Six years after the Pentagon blocked Israel from advanced military technology over concerns about leaks to China, Washington is once again funding Israeli high-profile air-defense missile systems development.
These focus mainly on IAI's Arrow high-altitude, long-range interceptor designed to down Iranian ballistic missiles and deployed in 2000, and the Iron Dome, intended to counter short range projectiles, which got its baptism of fire in March and April.
Iron Dome is being built by Rafael Advanced Defense Systems of Israel. The U.S. Congress authorized $205 million to support the Iron Dome program in early 2011.
India has expressed interest in the Arrow but given extensive funding provided by the United States, such sales might be problematical. In March, The Jerusalem Post reported that the Defense Ministry was discussing possible Iron Dome sales to European NATO states.
The system will be one of the main attractions in the Israeli pavilion at the Paris Air Show.
Another Israeli missile defense system, David's Sling, designed to counter medium range rockets and missiles, is currently being developed by Rafael in partnership with the U.S. Raytheon Corp.
Increasingly, Israel's defense industry is looking to the Third World for exports. Asia and Latin America, where several states' energy-fueled economies are taking off, have become prime targets, particularly since Israel's alliance with Turkey, a major arms market, collapsed in 2009.

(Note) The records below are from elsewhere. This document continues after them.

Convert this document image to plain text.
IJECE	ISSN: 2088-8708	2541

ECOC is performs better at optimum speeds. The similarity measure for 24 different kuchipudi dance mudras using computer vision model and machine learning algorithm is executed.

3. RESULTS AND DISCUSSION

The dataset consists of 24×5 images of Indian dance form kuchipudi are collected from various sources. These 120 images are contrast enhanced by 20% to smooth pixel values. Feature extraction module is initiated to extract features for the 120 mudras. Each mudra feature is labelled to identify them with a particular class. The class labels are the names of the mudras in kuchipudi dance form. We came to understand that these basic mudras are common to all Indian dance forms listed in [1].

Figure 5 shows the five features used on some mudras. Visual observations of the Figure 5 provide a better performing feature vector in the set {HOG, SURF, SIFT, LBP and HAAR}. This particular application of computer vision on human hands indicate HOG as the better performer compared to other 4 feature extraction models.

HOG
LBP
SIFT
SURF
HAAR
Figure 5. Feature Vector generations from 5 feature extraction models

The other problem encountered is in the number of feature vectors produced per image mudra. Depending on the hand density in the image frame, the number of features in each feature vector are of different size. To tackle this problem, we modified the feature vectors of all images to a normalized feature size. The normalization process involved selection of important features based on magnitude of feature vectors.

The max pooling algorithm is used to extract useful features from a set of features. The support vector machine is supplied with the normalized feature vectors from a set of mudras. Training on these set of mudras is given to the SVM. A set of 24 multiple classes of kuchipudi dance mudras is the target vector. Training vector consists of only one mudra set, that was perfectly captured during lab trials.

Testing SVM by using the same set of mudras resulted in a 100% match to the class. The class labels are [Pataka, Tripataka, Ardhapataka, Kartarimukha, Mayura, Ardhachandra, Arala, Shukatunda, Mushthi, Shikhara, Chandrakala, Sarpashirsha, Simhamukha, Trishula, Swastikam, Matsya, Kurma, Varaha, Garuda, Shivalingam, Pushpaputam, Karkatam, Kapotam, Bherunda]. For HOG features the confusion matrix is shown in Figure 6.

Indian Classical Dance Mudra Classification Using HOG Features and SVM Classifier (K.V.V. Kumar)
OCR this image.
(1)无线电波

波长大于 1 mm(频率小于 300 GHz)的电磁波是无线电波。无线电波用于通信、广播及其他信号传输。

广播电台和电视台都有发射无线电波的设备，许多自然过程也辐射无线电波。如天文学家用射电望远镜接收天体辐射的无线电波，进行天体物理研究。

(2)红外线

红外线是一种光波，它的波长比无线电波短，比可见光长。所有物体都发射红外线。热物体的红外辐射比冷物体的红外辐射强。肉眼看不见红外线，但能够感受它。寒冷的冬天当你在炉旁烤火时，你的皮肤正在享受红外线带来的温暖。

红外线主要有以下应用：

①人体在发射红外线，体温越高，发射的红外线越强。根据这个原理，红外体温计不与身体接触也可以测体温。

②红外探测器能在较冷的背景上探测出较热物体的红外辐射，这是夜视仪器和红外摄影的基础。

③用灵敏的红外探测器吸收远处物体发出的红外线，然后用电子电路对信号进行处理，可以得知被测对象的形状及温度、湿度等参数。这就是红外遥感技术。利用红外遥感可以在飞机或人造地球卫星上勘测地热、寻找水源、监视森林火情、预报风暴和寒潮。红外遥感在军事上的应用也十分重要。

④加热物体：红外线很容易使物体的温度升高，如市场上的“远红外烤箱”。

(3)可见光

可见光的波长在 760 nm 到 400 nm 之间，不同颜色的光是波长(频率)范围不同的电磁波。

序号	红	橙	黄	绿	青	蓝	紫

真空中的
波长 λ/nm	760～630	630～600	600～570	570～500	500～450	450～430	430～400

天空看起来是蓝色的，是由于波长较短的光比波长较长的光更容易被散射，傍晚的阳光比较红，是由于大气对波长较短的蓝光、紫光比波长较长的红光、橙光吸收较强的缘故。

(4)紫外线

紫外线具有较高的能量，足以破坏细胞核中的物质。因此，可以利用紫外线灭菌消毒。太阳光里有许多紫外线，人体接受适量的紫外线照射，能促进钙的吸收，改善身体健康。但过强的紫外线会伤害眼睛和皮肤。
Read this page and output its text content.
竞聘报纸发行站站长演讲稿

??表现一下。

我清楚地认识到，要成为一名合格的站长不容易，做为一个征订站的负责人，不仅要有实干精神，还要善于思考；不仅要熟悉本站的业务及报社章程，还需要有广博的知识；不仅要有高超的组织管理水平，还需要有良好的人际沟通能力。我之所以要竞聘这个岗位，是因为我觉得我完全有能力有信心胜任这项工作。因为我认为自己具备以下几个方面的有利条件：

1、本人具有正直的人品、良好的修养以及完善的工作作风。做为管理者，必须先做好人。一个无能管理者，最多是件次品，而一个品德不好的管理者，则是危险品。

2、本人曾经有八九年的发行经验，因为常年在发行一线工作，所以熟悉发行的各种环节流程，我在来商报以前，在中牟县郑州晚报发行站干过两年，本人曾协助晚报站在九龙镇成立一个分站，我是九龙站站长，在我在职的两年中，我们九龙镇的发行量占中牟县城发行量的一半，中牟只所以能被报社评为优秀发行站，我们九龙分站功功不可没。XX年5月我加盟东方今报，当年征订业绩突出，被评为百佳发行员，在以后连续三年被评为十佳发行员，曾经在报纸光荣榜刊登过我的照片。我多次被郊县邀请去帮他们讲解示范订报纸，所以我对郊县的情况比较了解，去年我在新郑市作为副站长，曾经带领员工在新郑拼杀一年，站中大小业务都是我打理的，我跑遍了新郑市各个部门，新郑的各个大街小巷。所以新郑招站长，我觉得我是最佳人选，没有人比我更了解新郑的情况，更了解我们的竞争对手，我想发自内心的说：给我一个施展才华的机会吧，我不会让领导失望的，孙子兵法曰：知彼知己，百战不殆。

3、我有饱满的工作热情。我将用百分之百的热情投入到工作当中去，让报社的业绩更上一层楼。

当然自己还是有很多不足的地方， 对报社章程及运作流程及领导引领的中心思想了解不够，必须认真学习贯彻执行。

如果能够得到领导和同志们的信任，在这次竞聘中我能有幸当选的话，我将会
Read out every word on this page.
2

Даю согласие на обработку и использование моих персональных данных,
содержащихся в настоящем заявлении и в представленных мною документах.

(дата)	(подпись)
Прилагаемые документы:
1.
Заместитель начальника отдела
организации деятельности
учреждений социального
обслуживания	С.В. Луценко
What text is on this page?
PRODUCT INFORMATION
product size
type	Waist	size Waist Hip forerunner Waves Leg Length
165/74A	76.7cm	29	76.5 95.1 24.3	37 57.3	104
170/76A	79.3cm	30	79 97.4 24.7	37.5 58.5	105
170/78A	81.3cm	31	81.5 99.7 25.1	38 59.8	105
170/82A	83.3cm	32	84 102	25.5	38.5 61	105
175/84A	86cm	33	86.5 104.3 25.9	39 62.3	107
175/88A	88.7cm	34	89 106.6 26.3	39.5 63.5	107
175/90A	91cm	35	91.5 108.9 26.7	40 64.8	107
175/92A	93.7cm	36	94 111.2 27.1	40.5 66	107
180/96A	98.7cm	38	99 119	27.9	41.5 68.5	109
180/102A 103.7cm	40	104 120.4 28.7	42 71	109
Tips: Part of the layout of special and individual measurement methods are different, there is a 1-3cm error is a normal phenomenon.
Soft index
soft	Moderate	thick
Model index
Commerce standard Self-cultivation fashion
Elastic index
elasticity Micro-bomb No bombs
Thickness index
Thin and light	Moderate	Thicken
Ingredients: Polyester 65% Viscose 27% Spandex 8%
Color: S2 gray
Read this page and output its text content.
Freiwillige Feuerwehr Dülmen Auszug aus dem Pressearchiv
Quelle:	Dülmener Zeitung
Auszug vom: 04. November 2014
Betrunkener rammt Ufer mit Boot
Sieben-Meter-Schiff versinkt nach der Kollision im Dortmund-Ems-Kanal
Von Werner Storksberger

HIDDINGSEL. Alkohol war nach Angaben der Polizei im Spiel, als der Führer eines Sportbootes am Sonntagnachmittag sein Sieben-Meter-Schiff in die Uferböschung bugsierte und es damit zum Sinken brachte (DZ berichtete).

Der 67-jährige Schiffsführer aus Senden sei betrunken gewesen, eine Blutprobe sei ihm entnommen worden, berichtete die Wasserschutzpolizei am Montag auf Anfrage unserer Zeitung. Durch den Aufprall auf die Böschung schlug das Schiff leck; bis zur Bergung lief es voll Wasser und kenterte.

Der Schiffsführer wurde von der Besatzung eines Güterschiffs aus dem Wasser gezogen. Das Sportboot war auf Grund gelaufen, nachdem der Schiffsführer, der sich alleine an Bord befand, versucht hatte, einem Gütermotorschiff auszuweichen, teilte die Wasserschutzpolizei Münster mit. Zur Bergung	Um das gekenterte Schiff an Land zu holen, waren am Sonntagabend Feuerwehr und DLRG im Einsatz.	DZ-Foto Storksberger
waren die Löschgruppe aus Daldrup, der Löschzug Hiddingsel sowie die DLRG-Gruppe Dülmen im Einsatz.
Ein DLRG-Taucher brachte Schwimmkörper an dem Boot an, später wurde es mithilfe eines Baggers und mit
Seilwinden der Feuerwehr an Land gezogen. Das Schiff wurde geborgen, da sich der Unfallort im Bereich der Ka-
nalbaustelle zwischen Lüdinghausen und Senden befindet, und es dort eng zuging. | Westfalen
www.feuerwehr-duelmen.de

But with defense markets generally shrinking following the global financial meltdown two years ago, and likely to be cut back further as oil prices rise again, the Israelis face growing competition from their key allies, the Americans.
U.S. arms makers are increasingly looking abroad for sales as the U.S. military budget is reduced.
U.S. defense contractors are expected to sell hardware worth a record $46.1 billion to foreign buyers in 2011. That's a nearly 50 percent hike from $31.6 billion in 2010 -- much of it to Israel's Arab adversaries.